Now, let's consider two cases:

Case 1: $N-3 \neq 0$ (This means $N \neq 3$)

If $N-3 \neq 0$, we can cancel out $(N-3)!$ from both sides of the equation:

$\frac{N(N-1)(N-2)}{(N-4)!} = \frac{22N(N-1)(N-2)}{(N-3)!}$

Now, we have:

$\frac{N(N-1)(N-2)}{(N-4)!} = 22N(N-1)(N-2)$

Now, we can divide both sides by $N(N-1)(N-2)$ (assuming $N \neq 0, N \neq 1, N \neq 2$):

$\frac{1}{(N-4)!} = 22$

Now, we have a simple equation for $(N-4)!$:

$(N-4)! = \frac{1}{22}$

However, $(N-4)!$ must be a positive integer, but $\frac{1}{22}$ is not an integer.
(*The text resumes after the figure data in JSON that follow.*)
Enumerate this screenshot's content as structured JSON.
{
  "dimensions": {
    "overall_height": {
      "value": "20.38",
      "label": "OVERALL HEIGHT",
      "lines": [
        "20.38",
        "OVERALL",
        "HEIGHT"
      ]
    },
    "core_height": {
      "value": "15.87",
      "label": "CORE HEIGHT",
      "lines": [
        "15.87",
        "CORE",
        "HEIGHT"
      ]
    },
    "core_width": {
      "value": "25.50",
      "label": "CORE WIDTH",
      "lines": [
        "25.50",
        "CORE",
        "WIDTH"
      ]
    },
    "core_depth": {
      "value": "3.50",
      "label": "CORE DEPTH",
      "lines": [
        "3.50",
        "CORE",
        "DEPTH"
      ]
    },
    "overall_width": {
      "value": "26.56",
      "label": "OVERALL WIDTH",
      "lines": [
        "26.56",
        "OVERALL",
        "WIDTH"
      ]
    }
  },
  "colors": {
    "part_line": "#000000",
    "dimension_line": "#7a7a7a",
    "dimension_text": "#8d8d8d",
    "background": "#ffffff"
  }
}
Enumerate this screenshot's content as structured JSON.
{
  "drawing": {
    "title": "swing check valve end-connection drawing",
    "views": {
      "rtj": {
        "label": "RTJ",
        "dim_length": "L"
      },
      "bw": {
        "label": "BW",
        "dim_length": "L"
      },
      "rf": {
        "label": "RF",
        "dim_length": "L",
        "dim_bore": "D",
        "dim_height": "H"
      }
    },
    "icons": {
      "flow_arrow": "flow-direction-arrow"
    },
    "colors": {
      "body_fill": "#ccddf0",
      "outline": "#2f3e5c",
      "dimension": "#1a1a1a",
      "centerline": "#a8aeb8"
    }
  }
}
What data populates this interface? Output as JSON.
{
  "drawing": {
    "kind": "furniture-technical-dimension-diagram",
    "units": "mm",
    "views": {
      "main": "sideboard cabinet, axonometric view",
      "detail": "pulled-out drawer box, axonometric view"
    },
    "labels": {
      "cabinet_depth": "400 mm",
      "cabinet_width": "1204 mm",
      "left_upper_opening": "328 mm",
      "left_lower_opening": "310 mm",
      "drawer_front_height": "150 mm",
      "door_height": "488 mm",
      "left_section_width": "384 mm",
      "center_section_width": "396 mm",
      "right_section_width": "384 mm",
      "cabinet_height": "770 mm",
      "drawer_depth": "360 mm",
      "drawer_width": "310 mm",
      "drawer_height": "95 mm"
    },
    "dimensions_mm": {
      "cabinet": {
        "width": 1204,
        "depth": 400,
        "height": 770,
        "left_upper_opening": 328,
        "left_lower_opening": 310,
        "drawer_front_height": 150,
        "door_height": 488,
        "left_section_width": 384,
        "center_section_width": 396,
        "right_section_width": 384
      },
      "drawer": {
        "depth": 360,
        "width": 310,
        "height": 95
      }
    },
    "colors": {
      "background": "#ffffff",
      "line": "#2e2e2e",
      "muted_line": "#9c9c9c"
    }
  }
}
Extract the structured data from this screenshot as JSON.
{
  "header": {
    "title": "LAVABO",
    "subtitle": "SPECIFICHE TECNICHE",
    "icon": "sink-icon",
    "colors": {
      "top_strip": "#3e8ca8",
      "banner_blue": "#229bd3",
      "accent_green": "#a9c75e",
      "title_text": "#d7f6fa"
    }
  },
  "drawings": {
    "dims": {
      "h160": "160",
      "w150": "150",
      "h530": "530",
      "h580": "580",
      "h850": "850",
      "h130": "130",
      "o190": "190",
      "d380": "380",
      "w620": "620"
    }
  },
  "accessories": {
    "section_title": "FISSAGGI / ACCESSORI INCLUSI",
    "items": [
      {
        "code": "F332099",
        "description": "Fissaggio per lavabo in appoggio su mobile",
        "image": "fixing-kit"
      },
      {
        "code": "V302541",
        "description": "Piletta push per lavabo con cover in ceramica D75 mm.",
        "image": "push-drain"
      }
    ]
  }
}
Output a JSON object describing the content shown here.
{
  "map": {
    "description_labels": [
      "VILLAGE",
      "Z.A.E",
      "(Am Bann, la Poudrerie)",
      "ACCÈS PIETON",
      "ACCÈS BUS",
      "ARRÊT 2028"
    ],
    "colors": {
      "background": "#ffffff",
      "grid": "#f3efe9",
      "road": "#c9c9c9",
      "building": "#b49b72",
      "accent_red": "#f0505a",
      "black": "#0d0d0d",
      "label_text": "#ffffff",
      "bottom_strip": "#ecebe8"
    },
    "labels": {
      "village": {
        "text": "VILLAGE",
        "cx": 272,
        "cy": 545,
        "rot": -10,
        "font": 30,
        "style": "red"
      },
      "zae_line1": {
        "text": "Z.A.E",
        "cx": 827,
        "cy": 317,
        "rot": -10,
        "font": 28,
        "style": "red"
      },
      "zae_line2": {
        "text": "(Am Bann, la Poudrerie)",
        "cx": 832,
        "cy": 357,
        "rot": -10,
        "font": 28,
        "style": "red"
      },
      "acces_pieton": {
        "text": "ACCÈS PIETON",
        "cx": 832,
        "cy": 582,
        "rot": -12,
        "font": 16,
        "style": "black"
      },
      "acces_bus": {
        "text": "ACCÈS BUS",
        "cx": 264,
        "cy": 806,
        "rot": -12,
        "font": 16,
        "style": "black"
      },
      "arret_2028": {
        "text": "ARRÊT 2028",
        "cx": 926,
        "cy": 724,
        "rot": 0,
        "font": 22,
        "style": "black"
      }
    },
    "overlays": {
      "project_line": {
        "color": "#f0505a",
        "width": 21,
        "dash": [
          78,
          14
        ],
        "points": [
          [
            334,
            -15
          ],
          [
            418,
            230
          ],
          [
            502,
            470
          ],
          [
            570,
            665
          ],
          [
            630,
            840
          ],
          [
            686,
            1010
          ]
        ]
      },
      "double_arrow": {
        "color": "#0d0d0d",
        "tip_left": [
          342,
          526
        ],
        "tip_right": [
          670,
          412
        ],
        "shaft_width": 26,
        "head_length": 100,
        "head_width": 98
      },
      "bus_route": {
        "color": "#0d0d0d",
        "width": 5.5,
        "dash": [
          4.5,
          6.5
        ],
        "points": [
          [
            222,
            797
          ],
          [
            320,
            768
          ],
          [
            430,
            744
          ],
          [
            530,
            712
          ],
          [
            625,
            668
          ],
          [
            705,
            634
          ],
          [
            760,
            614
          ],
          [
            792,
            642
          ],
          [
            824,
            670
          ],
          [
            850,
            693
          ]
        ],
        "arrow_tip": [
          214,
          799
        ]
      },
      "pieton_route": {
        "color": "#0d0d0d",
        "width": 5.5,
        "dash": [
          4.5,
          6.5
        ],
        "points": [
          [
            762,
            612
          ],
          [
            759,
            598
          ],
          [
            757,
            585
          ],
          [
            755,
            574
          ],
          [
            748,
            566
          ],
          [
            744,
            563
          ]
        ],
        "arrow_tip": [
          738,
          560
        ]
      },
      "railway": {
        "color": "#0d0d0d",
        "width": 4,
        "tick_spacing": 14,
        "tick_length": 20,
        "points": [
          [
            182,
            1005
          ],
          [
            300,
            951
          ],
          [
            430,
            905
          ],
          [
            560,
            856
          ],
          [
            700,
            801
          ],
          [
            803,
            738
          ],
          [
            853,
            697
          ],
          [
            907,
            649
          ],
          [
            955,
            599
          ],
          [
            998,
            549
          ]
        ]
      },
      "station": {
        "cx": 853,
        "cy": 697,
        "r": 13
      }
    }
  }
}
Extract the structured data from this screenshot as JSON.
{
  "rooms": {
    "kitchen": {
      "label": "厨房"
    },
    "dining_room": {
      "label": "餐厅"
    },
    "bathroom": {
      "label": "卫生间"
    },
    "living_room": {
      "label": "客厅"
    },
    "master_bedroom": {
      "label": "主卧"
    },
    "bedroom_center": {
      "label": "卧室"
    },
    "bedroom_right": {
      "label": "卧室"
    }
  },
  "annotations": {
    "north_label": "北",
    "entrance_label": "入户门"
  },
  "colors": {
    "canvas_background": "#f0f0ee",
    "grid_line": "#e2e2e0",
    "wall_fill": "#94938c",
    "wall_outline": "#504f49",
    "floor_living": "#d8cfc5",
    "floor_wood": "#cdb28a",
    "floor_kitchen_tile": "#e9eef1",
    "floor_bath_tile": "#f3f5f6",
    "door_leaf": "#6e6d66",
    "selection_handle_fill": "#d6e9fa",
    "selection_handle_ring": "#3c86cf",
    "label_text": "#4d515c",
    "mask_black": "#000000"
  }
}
Therefore, there are no solutions in positive integers for this case.

Case 2: $N = 3$

If $N = 3$, then the equation becomes:

$\frac{3(3-1)(3-2)}{(3-4)!} = \frac{22 \cdot 3(3-1)(3-2)}{(3-3)!}$

Simplifying further:

$\frac{3 \cdot 2 \cdot 1}{(-1)!} = \frac{22 \cdot 3 \cdot 2 \cdot 1}{0!}$

Since $(-1)! = 1$ and $0! = 1$, both sides of the equation are equal to 6. So, the solution in this case is $N = 3$.

Therefore, the only solution in positive integers is $N = 3$.